1 Peroxynitrite is a cytotoxic species that can be formed, among other mechanisms, by the rapid reaction of superoxide with nitric oxide. Peroxynitrite formation has been implicated in a wide range of neurodegenerative and chronic inflammatory diseases, as has the formation of hypochlorous acid by myeloperoxidase. 2 There is considerable interest in the development of peroxynitrite scavengers as therapeutic agents. The thiol compound mercaptoethylguanidine has been suggested to fulfil this role since it has recently been shown to be not only a potent inhibitor of inducible nitric oxide synthase but also a scavenger of peroxynitrite. Indeed, it has been shown to be protective in some experimental models of circulatory shock and inflammation at plasma levels in the approximate range 100-300 mu M. 3 One protein inactivated by peroxynitrite is the major inhibitor of serine proteinases in human body fluids, alpha(1)-antiproteinase.
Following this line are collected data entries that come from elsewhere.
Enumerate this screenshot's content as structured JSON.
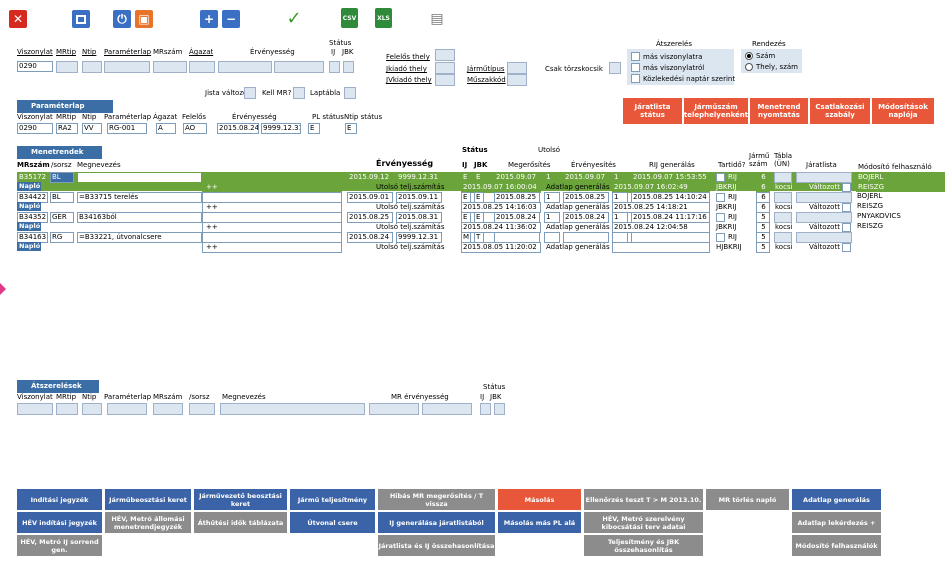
{
  "toolbar": {
    "icons": [
      "close-icon",
      "window-icon",
      "power-icon",
      "save-icon",
      "plus-icon",
      "minus-icon",
      "check-icon",
      "csv-icon",
      "xls-icon",
      "print-icon"
    ],
    "csv_label": "CSV",
    "xls_label": "XLS"
  },
  "filter": {
    "status_label": "Státus",
    "labels": {
      "viszonylat": "Viszonylat",
      "mrtip": "MRtip",
      "ntip": "Ntip",
      "parameterlap": "Paraméterlap",
      "mrszam": "MRszám",
      "agazat": "Ágazat",
      "ervenyesseg": "Érvényesség",
      "ij": "IJ",
      "jbk": "JBK"
    },
    "viszonylat_value": "0290",
    "felelos_thely": "Felelős thely",
    "jkiado_thely": "Jkiadó thely",
    "jvkiado_thely": "JVkiadó thely",
    "jarmutipus": "Járműtípus",
    "muszakkod": "Műszakkód",
    "csak_torzskocsik": "Csak törzskocsik",
    "jista_valtozott": "Jista változott",
    "kell_mr": "Kell MR?",
    "laptabla": "Laptábla",
    "atszereles_title": "Átszerelés",
    "atszereles_opts": [
      "más viszonylatra",
      "más viszonylatról",
      "Közlekedési naptár szerint"
    ],
    "rendezes_title": "Rendezés",
    "rendezes_opts": [
      "Szám",
      "Thely, szám"
    ]
  },
  "parameterlap": {
    "title": "Paraméterlap",
    "headers": [
      "Viszonylat",
      "MRtip",
      "Ntip",
      "Paraméterlap",
      "Ágazat",
      "Felelős",
      "Érvényesség",
      "PL státus",
      "Ntip státus"
    ],
    "values": {
      "viszonylat": "0290",
      "mrtip": "RA2",
      "ntip": "VV",
      "parameterlap": "RG-001",
      "agazat": "A",
      "felelos": "AO",
      "erv_from": "2015.08.24",
      "erv_to": "9999.12.31",
      "pl_status": "E",
      "ntip_status": "E"
    }
  },
  "actions": [
    {
      "label": "Járatlista státus"
    },
    {
      "label": "Járműszám telephelyenként"
    },
    {
      "label": "Menetrend nyomtatás"
    },
    {
      "label": "Csatlakozási szabály"
    },
    {
      "label": "Módosítások naplója"
    }
  ],
  "menetrendek": {
    "title": "Menetrendek",
    "headers": {
      "mrszam": "MRszám",
      "sorsz": "/sorsz",
      "megnevezes": "Megnevezés",
      "ervenyesseg": "Érvényesség",
      "status": "Státus",
      "ij": "IJ",
      "jbk": "JBK",
      "utolso": "Utolsó",
      "megerosites": "Megerősítés",
      "ervenyesites": "Érvényesítés",
      "rij": "RIJ generálás",
      "tartido": "Tartidő?",
      "jarmu_szam": "Jármű szám",
      "tabla": "Tábla (ÜN)",
      "jaratlista": "Járatlista",
      "modosito": "Módosító felhasználó"
    },
    "sub_labels": {
      "naplo": "Napló",
      "plusplus": "++",
      "utolso_telj": "Utolsó telj.számítás",
      "adatlap": "Adatlap generálás",
      "kocsi": "kocsi",
      "valtozott": "Változott"
    },
    "rows": [
      {
        "mrszam": "B35172",
        "sorsz": "BL",
        "megnevezes": "=B34422 vált mod",
        "erv_from": "2015.09.12",
        "erv_to": "9999.12.31",
        "ij": "E",
        "jbk": "E",
        "megerosites": "2015.09.07",
        "meg_n": "1",
        "ervenyesites": "2015.09.07",
        "erv_n": "1",
        "rij": "2015.09.07 15:53:55",
        "tartido": "RIJ",
        "jarmu": "6",
        "user1": "BOJERL",
        "user2": "REISZG",
        "telj": "2015.09.07 16:00:04",
        "adatlap": "2015.09.07 16:02:49",
        "tart2": "JBKRIJ",
        "jarmu2": "6",
        "highlight": true
      },
      {
        "mrszam": "B34422",
        "sorsz": "BL",
        "megnevezes": "=B33715 terelés",
        "erv_from": "2015.09.01",
        "erv_to": "2015.09.11",
        "ij": "E",
        "jbk": "E",
        "megerosites": "2015.08.25",
        "meg_n": "1",
        "ervenyesites": "2015.08.25",
        "erv_n": "1",
        "rij": "2015.08.25 14:10:24",
        "tartido": "RIJ",
        "jarmu": "6",
        "user1": "BOJERL",
        "user2": "REISZG",
        "telj": "2015.08.25 14:16:03",
        "adatlap": "2015.08.25 14:18:21",
        "tart2": "JBKRIJ",
        "jarmu2": "6",
        "highlight": false
      },
      {
        "mrszam": "B34352",
        "sorsz": "GER",
        "megnevezes": "B34163ból",
        "erv_from": "2015.08.25",
        "erv_to": "2015.08.31",
        "ij": "E",
        "jbk": "E",
        "megerosites": "2015.08.24",
        "meg_n": "1",
        "ervenyesites": "2015.08.24",
        "erv_n": "1",
        "rij": "2015.08.24 11:17:16",
        "tartido": "RIJ",
        "jarmu": "5",
        "user1": "PNYAKOVICS",
        "user2": "REISZG",
        "telj": "2015.08.24 11:36:02",
        "adatlap": "2015.08.24 12:04:58",
        "tart2": "JBKRIJ",
        "jarmu2": "5",
        "highlight": false
      },
      {
        "mrszam": "B34163",
        "sorsz": "RG",
        "megnevezes": "=B33221, útvonalcsere",
        "erv_from": "2015.08.24",
        "erv_to": "9999.12.31",
        "ij": "M",
        "jbk": "T",
        "megerosites": "",
        "meg_n": "",
        "ervenyesites": "",
        "erv_n": "",
        "rij": "",
        "tartido": "RIJ",
        "jarmu": "5",
        "user1": "",
        "user2": "",
        "telj": "2015.08.05 11:20:02",
        "adatlap": "",
        "tart2": "HJBKRIJ",
        "jarmu2": "5",
        "highlight": false
      }
    ]
  },
  "atszerelesek": {
    "title": "Átszerelések",
    "status_label": "Státus",
    "headers": [
      "Viszonylat",
      "MRtip",
      "Ntip",
      "Paraméterlap",
      "MRszám",
      "/sorsz",
      "Megnevezés",
      "MR érvényesség",
      "IJ",
      "JBK"
    ]
  },
  "bottom_buttons": [
    [
      {
        "label": "Indítási jegyzék",
        "kind": "blue"
      },
      {
        "label": "Járműbeosztási keret",
        "kind": "blue"
      },
      {
        "label": "Járművezető beosztási keret",
        "kind": "blue"
      },
      {
        "label": "Jármű teljesítmény",
        "kind": "blue"
      },
      {
        "label": "Hibás MR megerősítés / T vissza",
        "kind": "grey"
      },
      {
        "label": "Másolás",
        "kind": "red"
      },
      {
        "label": "Ellenőrzés teszt T > M 2013.10.",
        "kind": "grey"
      },
      {
        "label": "MR törlés napló",
        "kind": "grey"
      },
      {
        "label": "Adatlap generálás",
        "kind": "blue"
      }
    ],
    [
      {
        "label": "HÉV indítási jegyzék",
        "kind": "blue"
      },
      {
        "label": "HÉV, Metró állomási menetrendjegyzék",
        "kind": "grey"
      },
      {
        "label": "Áthűtési idők táblázata",
        "kind": "grey"
      },
      {
        "label": "Útvonal csere",
        "kind": "blue"
      },
      {
        "label": "IJ generálása járatlistából",
        "kind": "blue"
      },
      {
        "label": "Másolás más PL alá",
        "kind": "blue"
      },
      {
        "label": "HÉV, Metró szerelvény kibocsátási terv adatai",
        "kind": "grey"
      },
      {
        "label": "",
        "kind": "none"
      },
      {
        "label": "Adatlap lekérdezés +",
        "kind": "grey"
      }
    ],
    [
      {
        "label": "HÉV, Metró IJ sorrend gen.",
        "kind": "grey"
      },
      {
        "label": "",
        "kind": "none"
      },
      {
        "label": "",
        "kind": "none"
      },
      {
        "label": "",
        "kind": "none"
      },
      {
        "label": "Járatlista és IJ összehasonlítása",
        "kind": "grey"
      },
      {
        "label": "",
        "kind": "none"
      },
      {
        "label": "Teljesítmény és JBK összehasonlítás",
        "kind": "grey"
      },
      {
        "label": "",
        "kind": "none"
      },
      {
        "label": "Módosító felhasználók",
        "kind": "grey"
      }
    ]
  ]
}
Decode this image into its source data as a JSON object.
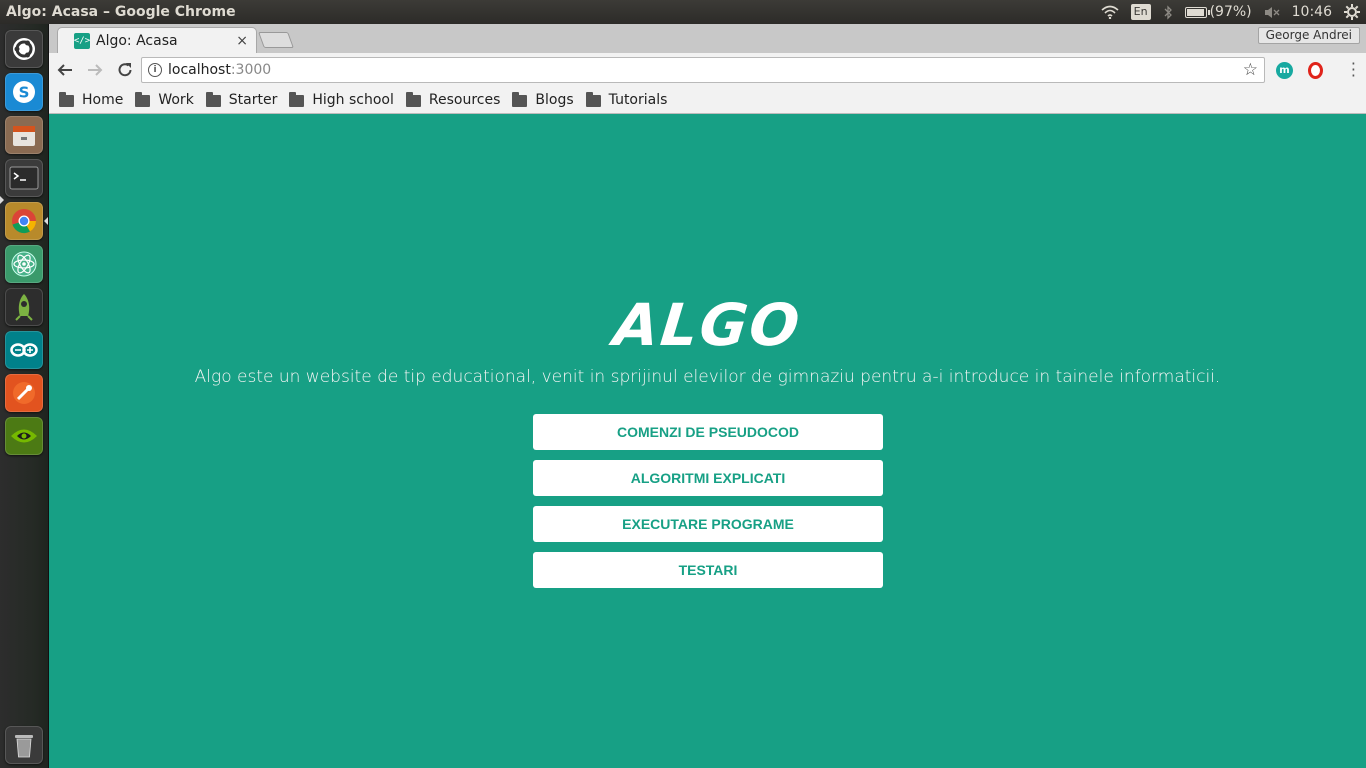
{
  "top_panel": {
    "window_title": "Algo: Acasa – Google Chrome",
    "keyboard_layout": "En",
    "battery": "(97%)",
    "battery_level": 0.97,
    "clock": "10:46"
  },
  "launcher": {
    "items": [
      "ubuntu-dash",
      "skype",
      "files",
      "terminal",
      "chrome",
      "atom",
      "android-studio",
      "arduino",
      "postman",
      "nvidia-settings"
    ],
    "trash": "trash"
  },
  "browser": {
    "tab_title": "Algo: Acasa",
    "tab_close": "×",
    "profile_name": "George Andrei",
    "url_host": "localhost",
    "url_port": ":3000",
    "bookmarks": [
      "Home",
      "Work",
      "Starter",
      "High school",
      "Resources",
      "Blogs",
      "Tutorials"
    ]
  },
  "page": {
    "logo": "ALGO",
    "tagline": "Algo este un website de tip educational, venit in sprijinul elevilor de gimnaziu pentru a-i introduce in tainele informaticii.",
    "buttons": [
      "COMENZI DE PSEUDOCOD",
      "ALGORITMI EXPLICATI",
      "EXECUTARE PROGRAME",
      "TESTARI"
    ]
  },
  "colors": {
    "accent": "#17a085",
    "button_bg": "#ffffff"
  }
}
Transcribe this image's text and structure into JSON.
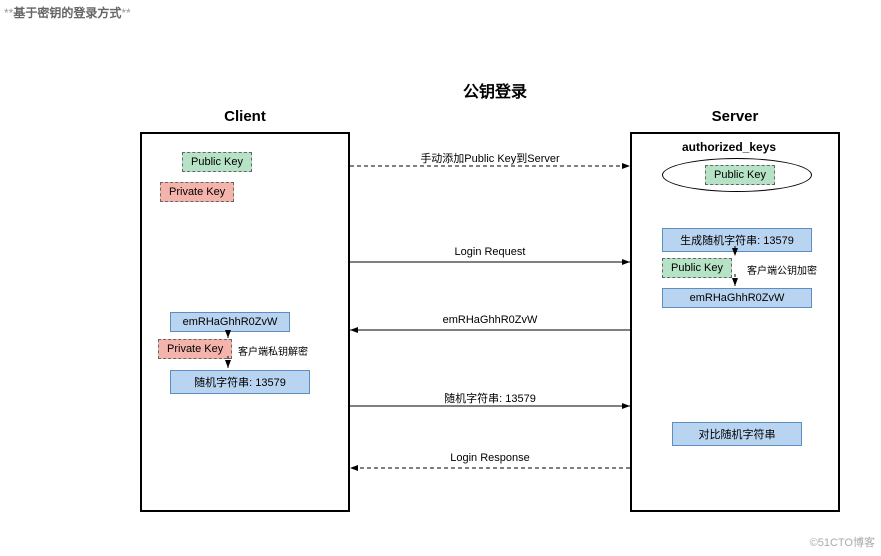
{
  "page": {
    "caption_prefix": "**",
    "caption": "基于密钥的登录方式",
    "caption_suffix": "**",
    "watermark": "©51CTO博客"
  },
  "diagram": {
    "title": "公钥登录",
    "client_label": "Client",
    "server_label": "Server",
    "client": {
      "public_key": "Public Key",
      "private_key_top": "Private Key",
      "encrypted": "emRHaGhhR0ZvW",
      "private_key_mid": "Private Key",
      "decrypt_note": "客户端私钥解密",
      "random_plain": "随机字符串: 13579"
    },
    "server": {
      "auth_keys_label": "authorized_keys",
      "public_key_oval": "Public Key",
      "gen_random": "生成随机字符串: 13579",
      "public_key_enc": "Public Key",
      "encrypt_note": "客户端公钥加密",
      "encrypted": "emRHaGhhR0ZvW",
      "compare": "对比随机字符串"
    },
    "arrows": {
      "a1": "手动添加Public Key到Server",
      "a2": "Login Request",
      "a3": "emRHaGhhR0ZvW",
      "a4": "随机字符串: 13579",
      "a5": "Login Response"
    }
  }
}
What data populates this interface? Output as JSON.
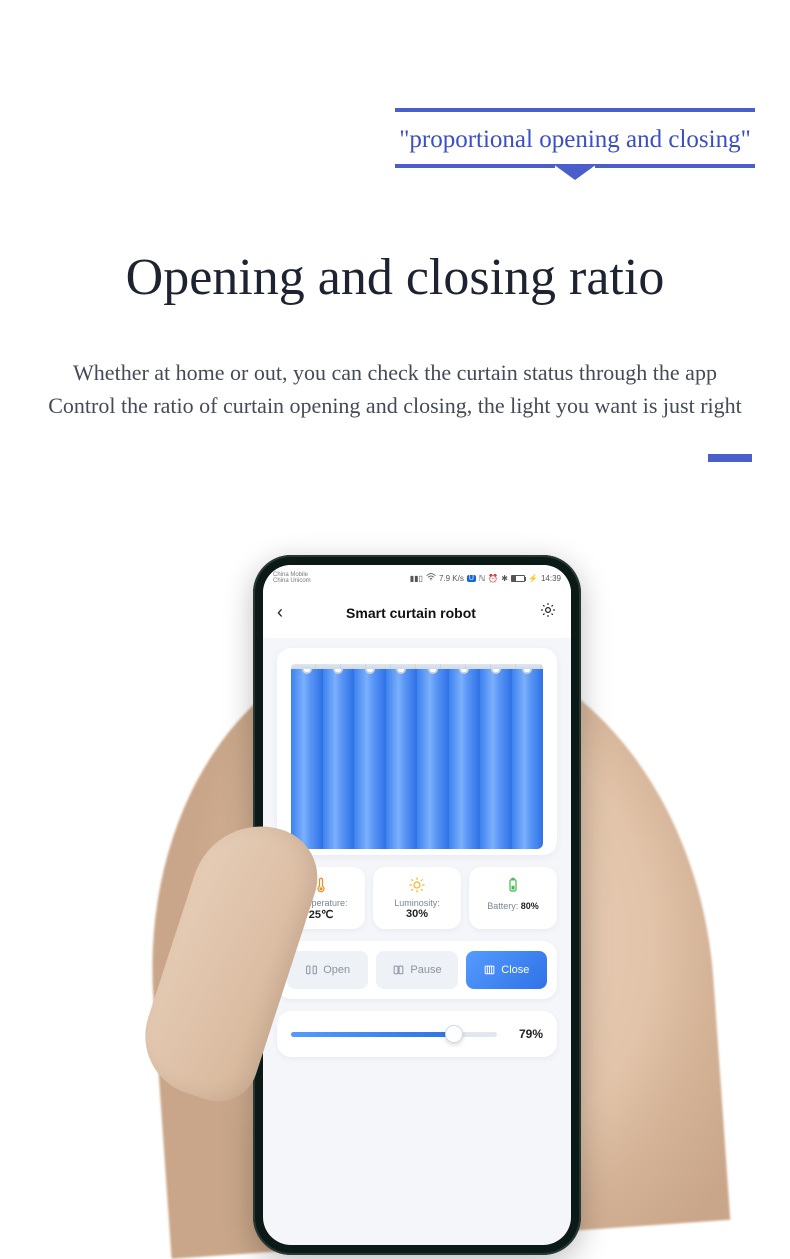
{
  "marketing": {
    "ribbon": "\"proportional opening and closing\"",
    "title": "Opening and closing ratio",
    "subtitle_line1": "Whether at home or out, you can check the curtain status through the app",
    "subtitle_line2": "Control the ratio of curtain opening and closing, the light you want is just right"
  },
  "statusbar": {
    "carrier1": "China Mobile",
    "carrier2": "China Unicom",
    "net_speed": "7.9 K/s",
    "battery_text": "33",
    "time": "14:39"
  },
  "app": {
    "title": "Smart curtain robot"
  },
  "stats": {
    "temperature": {
      "label": "Temperature:",
      "value": "25℃"
    },
    "luminosity": {
      "label": "Luminosity:",
      "value": "30%"
    },
    "battery": {
      "label": "Battery:",
      "value": "80%"
    }
  },
  "controls": {
    "open": "Open",
    "pause": "Pause",
    "close": "Close"
  },
  "slider": {
    "percent": 79,
    "percent_label": "79%"
  }
}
At high (250-1000 mu M) concentrations, mercaptoethylguanidine was found to be effective in preventing peroxynitrite-mediated tyrosine nitration and alpha(1)-AP inactivation. 4 By contrast, lower concentrations of mercaptoethylguanidine (1-60 mu M) enhanced the inactivation of alpha(1)-antiproteinase by peroxynitrite. 5 At all concentrations tested (1-1000 mu M), mercaptoethylguanidine decreased the inactivation of alpha(1)-antiproteinase by hypochlorous acid. 6 We suggest that products of reaction of mercaptoethylguanidine with peroxynitrite or peroxynitrite-derived products could cause damage to alpha(1)-antiproteinase, and possibly other proteins in vivo, whereas scavenging of hypochlorous acid by mercaptoethylguanidine could contribute to its anti-inflammatory action in vivo.